Ayerbe acredita que, até o final deste ano, a empresa terá cerca de US$ 4 milhões no valor total do contrato. “A receita vai ficar um pouco defasada porque primeiro pegamos os dados e depois entregamos os aplicativos. Este ano, será um pouco menos de US$ 1 milhão [em receita]”, explicou.

“Nosso foco é trabalhar com os maiores players do mundo. O mercado de café tem milhões de cafeicultores, mas relativamente poucos comerciantes e torrefadores que administram uma grande porcentagem do fluxo de café. Portanto, ao nos concentrarmos neles, somos capazes de codificar os dados que podemos levar para o mundo todo”, afirmou o CEO.

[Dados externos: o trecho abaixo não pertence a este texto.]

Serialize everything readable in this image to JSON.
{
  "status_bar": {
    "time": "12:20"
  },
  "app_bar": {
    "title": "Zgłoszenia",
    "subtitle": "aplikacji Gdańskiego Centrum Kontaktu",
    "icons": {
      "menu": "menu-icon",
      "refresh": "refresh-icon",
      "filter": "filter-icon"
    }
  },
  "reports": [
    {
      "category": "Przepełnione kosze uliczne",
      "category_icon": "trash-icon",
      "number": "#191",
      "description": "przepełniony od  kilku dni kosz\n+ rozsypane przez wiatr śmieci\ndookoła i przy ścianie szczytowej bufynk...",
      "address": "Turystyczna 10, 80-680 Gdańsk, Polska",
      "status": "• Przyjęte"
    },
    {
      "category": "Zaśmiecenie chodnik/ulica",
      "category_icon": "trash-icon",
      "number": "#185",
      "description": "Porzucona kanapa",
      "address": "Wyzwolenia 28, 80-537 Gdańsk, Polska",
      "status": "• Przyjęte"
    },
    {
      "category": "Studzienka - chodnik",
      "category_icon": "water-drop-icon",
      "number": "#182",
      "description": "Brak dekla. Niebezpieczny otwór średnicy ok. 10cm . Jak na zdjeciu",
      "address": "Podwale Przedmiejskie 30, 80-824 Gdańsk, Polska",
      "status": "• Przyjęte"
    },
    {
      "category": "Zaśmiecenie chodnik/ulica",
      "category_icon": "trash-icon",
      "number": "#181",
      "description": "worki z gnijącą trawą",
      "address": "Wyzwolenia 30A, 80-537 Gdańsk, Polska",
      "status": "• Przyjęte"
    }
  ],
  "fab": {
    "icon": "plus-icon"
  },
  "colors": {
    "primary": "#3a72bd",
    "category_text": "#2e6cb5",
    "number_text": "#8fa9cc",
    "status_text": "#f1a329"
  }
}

Medindo mudas de café em parceria com a Nespresso. Foto: Divulgação/Demetria

“Assim que fizermos isso, iremos aos cafeicultores, porque esta é uma perspectiva de cima para baixo. Se você quiser criar um novo padrão, comece com as pessoas que valorizam a qualidade hoje, que são os compradores de café. Faça com que conheçam a qualidade. Assim que fizermos isso, vamos aos agricultores e, em seguida, implantamos o aplicativo para eles, e podemos ter toda a cadeia de valor conectada”.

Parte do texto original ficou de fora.